PUMPED STORAGE SİSTEMLER

Bu yeni santrallerin 6,4 GW’lık bölümünü “pumped storage” yani çift yönlü pompalama ve depolama sistemli hidroelektrik santraller oluşturdu. Peki nedir bu “Pumped Storage”?

Bu teknoloji çok basit olarak enerji talebinin yüksek olduğu ya da arzın düşük olduğu zamanlarda türbin-jeneratör olarak çalışan ve sisteme elektrik üreten, enerji talebinin düşük olduğu ya da arzın yüksek olduğu zamanlarda ise türbin-pompa olarak çalışarak potansiyel enerjiyi havzada depolayan son teknoloji sistemlerdir. Türkiye’de bu teknoloji henüz kullanılmamaktadır.

“Pumped Storage”tesislerin 2016 yılında devreye giren toplam kapasitesi bir önceki yıla göre ikiye katlandı. Bugün itibarı ile sözkonusu teknoloji ile inşası devam eden yaklaşık 20 GW’lık Pumped Storage HES projesi bulunmaktadır.

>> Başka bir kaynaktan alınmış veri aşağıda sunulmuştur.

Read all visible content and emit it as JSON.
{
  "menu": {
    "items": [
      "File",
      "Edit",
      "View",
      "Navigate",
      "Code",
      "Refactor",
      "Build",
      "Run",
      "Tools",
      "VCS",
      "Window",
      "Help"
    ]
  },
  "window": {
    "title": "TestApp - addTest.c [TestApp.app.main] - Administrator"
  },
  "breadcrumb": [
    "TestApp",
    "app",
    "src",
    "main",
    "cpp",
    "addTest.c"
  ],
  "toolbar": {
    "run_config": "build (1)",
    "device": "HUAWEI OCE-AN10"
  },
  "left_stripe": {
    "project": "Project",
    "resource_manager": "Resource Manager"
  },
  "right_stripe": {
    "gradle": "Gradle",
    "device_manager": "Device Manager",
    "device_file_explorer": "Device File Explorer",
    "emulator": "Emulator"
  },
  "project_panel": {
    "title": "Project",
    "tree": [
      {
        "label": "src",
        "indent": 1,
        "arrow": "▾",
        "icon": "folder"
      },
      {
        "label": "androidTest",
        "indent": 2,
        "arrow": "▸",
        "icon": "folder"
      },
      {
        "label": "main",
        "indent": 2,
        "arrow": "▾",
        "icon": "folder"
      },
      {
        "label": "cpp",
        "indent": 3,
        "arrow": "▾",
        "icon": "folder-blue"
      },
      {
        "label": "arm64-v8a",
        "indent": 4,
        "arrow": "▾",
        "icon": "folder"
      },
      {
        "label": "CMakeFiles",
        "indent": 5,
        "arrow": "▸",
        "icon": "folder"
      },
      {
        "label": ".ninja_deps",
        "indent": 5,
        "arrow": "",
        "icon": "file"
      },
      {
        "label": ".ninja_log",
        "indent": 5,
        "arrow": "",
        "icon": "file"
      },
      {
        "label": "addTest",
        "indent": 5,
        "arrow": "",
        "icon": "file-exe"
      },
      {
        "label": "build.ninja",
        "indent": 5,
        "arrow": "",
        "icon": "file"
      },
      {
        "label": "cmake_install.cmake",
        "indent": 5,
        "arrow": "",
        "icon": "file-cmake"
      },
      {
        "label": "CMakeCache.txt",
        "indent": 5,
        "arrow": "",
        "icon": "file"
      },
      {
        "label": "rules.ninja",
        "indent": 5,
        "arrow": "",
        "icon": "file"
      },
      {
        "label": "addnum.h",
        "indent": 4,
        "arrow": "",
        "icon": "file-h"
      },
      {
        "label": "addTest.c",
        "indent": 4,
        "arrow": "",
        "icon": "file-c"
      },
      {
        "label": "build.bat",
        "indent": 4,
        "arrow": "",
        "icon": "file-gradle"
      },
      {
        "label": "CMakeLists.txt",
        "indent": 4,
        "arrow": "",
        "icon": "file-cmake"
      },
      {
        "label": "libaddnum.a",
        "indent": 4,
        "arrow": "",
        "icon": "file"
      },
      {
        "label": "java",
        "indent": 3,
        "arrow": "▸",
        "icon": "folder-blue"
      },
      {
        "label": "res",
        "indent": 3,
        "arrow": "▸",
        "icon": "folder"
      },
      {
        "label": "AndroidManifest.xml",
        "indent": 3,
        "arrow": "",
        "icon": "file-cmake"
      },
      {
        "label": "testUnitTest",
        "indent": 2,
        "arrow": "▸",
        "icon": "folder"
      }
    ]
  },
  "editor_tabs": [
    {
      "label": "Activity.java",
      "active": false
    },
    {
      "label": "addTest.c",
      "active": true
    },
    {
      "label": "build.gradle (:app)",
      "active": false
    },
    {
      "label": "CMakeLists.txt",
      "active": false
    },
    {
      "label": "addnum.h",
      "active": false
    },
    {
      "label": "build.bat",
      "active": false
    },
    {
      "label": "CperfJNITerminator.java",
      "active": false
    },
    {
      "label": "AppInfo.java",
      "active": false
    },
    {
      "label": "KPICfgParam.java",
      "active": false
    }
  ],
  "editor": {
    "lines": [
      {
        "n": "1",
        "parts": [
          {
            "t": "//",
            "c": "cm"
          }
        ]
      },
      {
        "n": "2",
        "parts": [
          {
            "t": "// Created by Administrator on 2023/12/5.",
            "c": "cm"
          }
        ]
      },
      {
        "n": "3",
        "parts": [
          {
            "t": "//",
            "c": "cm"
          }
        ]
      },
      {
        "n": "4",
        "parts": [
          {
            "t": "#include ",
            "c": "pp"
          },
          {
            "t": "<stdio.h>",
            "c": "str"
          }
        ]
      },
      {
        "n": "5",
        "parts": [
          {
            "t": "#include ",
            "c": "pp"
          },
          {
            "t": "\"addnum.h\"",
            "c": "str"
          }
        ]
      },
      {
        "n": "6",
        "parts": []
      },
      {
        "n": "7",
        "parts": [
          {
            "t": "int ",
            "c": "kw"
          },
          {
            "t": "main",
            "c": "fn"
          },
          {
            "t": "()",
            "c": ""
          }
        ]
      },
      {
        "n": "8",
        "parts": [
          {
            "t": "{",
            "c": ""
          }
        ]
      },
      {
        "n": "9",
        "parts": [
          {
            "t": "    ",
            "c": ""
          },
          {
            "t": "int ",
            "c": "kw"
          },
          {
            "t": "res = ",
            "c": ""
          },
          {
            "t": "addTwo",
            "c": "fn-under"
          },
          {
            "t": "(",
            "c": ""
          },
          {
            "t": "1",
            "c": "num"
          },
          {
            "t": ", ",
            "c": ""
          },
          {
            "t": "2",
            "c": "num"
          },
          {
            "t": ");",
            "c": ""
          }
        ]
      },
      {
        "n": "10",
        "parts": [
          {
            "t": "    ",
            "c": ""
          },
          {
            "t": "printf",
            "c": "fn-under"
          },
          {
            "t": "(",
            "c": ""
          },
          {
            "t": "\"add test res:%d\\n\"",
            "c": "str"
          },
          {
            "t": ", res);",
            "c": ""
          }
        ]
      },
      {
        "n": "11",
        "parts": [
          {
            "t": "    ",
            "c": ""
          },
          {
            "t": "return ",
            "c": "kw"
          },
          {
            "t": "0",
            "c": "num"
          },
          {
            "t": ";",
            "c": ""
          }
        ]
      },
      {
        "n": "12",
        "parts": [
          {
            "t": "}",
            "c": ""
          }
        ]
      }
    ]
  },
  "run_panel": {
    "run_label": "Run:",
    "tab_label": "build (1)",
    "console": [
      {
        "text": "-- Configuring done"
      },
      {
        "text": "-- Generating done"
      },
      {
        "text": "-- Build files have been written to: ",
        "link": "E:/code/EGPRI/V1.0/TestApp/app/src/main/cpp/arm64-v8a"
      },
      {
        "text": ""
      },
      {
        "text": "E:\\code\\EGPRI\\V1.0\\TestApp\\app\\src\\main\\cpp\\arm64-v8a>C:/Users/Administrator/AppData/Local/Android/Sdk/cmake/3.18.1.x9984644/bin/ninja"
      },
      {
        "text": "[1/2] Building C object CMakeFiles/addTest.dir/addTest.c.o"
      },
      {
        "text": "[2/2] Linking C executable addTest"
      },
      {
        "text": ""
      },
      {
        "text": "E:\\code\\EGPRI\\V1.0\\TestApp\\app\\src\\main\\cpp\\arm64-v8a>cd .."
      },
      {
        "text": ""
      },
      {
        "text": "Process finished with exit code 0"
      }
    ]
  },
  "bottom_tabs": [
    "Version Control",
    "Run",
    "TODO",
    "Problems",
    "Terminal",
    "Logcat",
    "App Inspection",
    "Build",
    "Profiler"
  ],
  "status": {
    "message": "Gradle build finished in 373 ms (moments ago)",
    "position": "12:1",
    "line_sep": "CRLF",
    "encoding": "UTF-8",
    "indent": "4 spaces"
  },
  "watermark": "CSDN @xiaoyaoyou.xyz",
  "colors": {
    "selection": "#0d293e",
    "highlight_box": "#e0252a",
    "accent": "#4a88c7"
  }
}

Pumped Storage tesisleri için güzel bir örnek olarak Çin’i ele alabiliriz. Yenilenebilir enerjide rüzgar ve güneş santral kurulumlarında rekorlar kıran Çin’in iletim hatlarındaki dengesizlikleri bertaraf edebilmek için 2016 yılında açıkladığı 5 yıllık kalkınma planında, 2020 yılı sonuna kadar 40 GW lık Pumped Storage tesisinin kurulması hedeflenmektedir, bunun için gerekli alytapı ve yönetmelikler hazırlanmıştır. Bu hedef doğrultusunda doğru adımlar ile ilerlenmektedir, 2016 yılında Çin’de toplam 11,7 GW HES devreye girmiş ve bu rakamın 3,7 GW’lık kısmı 3 ayrı santralde Pumped Storage HES olarak devreye alınmıştır.

Pumped Storage sistemlerinin hibrid bir uygulaması da, rüzgar türbinleri ile akuple edilmesidir. Almanya Naturspeicher projesinde, rüzgar türbinlerinin temellerine yakın zeminde inşa edilen dev depolama havuzları, Pumped Storage tesisin üst rezervuarı olarak kullanılacaktır. Pompalama esnasında rüzgar türbinlerinden elde edilen enerji kullanılacaktır. Rüzgar enerjisindeki dalgalanmalar ve frekans değişiklikleri, pumped storage teknolojisi ile regüle edilecektir.

Yenilenebilir enerji kaynaklarının üretimi haricinde en önemli başlıklarından biri olan iletimi konusunda oldukça önemli adımlar atılmaktadır. Rus, Çin, Japon, Güney Koreli dev enerji şirketleri, çok yüksek kapasiteli “ultra – YG” iletim hatları için görüşmelere başlamıştır. Asya Süper İletim Şebekesi olarak düşünülen bu proje kıtadaki tüm ülkelerin yenilenebilir enerji kaynaklarının enterkonnekte şekilde kullanımının önünü açacaktır.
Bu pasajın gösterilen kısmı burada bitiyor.